Cerebral perfusion pressure, or CPP, is the net pressure gradient causing cerebral blood flow to the brain (brain perfusion). It must be maintained within narrow limits because too little pressure could cause brain tissue to become ischemic (having inadequate blood flow), and too much could raise intracranial pressure (ICP).
An alternative definition of CPP is:
The difference between the mean arterial blood pressure (MAP) and the ICP (CPP = MAP-ICP), and therefore it is a calculated variable.
MAP is mean arterial pressure
ICP is intracranial pressure.
Guidelines recommend cerebral perfusion pressure (CPP) values of 50-70 mmHg and intracranial pressure lower than 20 mmHg for the management of acute traumatic brain injury (TBI). However, adequate individual targets are still poorly addressed, since patients have different perfusion thresholds 1).

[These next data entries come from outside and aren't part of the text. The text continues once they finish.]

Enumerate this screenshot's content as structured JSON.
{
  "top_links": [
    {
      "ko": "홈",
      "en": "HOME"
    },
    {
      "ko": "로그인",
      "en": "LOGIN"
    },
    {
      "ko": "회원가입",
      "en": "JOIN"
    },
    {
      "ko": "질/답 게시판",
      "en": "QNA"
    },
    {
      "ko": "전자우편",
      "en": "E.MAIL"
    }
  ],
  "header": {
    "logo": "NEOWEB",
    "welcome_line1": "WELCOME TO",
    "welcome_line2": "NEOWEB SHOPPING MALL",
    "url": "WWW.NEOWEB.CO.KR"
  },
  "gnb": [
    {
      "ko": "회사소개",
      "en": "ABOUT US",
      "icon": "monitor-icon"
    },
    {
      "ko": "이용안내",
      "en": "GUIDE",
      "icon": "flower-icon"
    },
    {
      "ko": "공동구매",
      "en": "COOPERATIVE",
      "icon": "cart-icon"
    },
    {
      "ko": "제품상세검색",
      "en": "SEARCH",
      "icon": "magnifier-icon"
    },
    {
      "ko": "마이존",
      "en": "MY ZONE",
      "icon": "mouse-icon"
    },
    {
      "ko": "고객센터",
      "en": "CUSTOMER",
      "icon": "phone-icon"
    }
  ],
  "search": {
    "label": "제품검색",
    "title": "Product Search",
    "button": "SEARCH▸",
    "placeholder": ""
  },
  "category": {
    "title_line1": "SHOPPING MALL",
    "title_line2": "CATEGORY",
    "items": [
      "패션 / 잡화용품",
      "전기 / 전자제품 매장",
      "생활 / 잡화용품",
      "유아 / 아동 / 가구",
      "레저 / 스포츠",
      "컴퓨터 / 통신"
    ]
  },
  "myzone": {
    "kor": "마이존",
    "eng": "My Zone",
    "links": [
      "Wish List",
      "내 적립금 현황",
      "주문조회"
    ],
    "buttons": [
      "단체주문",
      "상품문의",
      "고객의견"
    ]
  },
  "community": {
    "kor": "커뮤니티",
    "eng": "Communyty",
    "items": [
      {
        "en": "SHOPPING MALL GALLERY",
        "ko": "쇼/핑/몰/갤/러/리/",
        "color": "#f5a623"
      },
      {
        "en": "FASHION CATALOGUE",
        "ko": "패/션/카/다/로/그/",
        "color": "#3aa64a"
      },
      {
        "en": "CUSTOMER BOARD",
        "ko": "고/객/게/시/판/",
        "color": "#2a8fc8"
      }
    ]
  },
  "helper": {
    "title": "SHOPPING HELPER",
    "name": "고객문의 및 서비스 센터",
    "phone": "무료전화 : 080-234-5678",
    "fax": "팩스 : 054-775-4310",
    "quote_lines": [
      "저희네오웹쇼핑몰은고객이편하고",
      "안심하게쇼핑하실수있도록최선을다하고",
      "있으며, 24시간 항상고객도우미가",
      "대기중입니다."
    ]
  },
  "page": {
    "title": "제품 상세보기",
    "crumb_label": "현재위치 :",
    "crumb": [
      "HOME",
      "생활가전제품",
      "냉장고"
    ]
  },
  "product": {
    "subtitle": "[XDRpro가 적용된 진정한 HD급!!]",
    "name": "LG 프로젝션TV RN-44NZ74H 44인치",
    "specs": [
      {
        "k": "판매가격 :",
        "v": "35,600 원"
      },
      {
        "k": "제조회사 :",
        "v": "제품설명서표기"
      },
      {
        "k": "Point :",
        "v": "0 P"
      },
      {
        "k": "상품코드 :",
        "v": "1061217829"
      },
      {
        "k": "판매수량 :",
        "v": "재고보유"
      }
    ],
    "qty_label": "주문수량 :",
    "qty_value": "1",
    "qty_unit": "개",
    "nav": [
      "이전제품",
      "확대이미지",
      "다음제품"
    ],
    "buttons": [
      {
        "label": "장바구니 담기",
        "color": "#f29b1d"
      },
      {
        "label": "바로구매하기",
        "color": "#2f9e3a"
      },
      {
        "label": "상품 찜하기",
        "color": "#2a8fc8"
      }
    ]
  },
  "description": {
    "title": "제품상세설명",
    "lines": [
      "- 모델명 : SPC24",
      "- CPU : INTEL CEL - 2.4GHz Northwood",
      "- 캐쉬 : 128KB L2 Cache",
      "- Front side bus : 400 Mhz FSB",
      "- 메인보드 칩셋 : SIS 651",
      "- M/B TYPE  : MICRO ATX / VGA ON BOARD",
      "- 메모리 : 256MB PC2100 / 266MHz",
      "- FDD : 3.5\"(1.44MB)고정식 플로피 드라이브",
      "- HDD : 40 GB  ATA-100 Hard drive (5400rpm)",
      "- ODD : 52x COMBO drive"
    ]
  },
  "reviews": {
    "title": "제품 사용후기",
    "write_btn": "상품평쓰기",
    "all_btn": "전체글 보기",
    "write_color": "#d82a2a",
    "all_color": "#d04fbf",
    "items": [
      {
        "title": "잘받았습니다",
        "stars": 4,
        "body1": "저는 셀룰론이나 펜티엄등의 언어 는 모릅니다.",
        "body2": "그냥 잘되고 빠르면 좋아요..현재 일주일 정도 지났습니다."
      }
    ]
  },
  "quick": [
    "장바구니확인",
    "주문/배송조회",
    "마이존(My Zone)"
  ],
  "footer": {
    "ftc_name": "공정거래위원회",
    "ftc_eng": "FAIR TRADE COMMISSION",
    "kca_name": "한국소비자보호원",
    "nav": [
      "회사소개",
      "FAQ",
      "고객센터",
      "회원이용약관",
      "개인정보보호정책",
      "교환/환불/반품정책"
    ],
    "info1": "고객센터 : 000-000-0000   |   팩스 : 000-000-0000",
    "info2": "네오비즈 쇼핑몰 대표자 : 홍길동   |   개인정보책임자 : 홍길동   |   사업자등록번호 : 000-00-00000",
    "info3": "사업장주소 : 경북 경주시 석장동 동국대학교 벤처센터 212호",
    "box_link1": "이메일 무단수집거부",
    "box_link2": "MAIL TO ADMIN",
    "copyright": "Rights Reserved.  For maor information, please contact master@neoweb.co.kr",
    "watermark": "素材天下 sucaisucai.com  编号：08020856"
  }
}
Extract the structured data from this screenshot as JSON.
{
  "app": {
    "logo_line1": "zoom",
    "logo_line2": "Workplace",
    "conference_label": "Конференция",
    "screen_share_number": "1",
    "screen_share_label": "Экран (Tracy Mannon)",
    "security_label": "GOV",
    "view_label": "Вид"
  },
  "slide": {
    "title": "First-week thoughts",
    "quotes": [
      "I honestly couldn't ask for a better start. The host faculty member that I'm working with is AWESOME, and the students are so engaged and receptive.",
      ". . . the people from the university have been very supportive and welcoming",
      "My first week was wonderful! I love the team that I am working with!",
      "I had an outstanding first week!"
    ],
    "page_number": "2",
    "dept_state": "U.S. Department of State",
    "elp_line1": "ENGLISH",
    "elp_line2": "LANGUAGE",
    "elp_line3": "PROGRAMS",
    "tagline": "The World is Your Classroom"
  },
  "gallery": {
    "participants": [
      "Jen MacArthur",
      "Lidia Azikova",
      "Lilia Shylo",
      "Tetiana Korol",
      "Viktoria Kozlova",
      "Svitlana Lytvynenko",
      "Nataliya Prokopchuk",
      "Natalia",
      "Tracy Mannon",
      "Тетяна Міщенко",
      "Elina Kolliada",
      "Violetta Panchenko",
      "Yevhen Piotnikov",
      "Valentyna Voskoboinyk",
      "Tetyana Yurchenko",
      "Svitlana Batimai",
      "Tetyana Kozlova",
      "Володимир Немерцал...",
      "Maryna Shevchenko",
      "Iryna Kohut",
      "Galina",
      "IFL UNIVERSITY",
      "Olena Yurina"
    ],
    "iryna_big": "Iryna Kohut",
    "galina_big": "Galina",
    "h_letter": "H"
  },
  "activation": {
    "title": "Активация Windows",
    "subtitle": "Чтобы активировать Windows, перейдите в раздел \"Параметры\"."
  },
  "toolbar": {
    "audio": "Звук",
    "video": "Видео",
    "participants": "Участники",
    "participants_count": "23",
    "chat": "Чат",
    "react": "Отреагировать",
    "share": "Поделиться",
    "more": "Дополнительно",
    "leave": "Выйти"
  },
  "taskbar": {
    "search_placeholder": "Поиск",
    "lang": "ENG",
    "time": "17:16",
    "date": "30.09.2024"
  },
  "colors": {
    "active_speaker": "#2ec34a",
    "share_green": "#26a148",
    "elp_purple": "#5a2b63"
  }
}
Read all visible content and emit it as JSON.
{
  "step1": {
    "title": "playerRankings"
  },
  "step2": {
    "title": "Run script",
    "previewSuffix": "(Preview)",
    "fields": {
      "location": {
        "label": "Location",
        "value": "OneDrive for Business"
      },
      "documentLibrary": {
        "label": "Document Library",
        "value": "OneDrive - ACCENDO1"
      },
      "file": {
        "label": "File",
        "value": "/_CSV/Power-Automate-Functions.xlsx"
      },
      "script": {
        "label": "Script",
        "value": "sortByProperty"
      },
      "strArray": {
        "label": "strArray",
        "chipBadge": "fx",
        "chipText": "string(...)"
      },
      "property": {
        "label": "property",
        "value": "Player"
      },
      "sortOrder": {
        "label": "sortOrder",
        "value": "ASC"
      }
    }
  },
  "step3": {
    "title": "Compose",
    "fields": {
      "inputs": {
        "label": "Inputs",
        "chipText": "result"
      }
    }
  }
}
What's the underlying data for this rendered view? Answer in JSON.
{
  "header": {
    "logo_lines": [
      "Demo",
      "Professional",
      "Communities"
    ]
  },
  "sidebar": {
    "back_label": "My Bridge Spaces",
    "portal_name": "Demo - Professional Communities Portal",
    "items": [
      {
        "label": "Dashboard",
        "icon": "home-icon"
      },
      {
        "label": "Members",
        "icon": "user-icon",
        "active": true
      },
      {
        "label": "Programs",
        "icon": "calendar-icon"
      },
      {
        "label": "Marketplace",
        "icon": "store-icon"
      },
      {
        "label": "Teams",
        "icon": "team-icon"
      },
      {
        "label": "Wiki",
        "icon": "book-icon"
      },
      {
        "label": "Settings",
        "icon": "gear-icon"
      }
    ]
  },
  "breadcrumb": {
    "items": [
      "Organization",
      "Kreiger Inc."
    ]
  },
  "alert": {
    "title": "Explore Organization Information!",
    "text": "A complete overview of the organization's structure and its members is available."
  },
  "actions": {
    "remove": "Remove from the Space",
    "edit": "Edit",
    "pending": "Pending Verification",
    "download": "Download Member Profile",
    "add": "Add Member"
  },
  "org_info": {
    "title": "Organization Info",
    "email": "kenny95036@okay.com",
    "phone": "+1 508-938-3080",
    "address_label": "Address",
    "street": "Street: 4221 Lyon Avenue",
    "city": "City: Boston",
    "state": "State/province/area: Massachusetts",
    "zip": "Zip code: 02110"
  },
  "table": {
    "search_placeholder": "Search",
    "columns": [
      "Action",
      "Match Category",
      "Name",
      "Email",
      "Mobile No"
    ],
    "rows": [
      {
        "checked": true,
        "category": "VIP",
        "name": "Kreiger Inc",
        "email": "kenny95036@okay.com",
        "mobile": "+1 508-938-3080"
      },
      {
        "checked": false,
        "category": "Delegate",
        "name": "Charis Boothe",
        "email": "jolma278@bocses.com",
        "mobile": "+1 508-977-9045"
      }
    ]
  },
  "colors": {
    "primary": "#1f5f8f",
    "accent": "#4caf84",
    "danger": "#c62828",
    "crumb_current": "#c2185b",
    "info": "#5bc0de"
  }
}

A CPP > 60 mm Hg emerges as the crucial factor guaranteeing sufficient brain oxygenation. Any intervention used to further elevate CPP does not improve cerebral oxygenation, to the contrary, forced hyperventilation even bears the risk of inducing brain ischemia, but no class I evidence can currently advise the ideal CPP for any form of traumatic brain injury. 'Optimal' CPP is likely patient-, time-, and pathology-specific. Further, CPP estimation requires correct referencing (at the level of the foramen of Monro as opposed to the level of the heart) for MAP measurement to avoid CPP over-estimation and adverse patient outcomes 2) 3).
Aggressive CPP therapy should be performed and maintained even though apparently lethal ICP levels may be present. Further study is needed to support these encouraging results 4).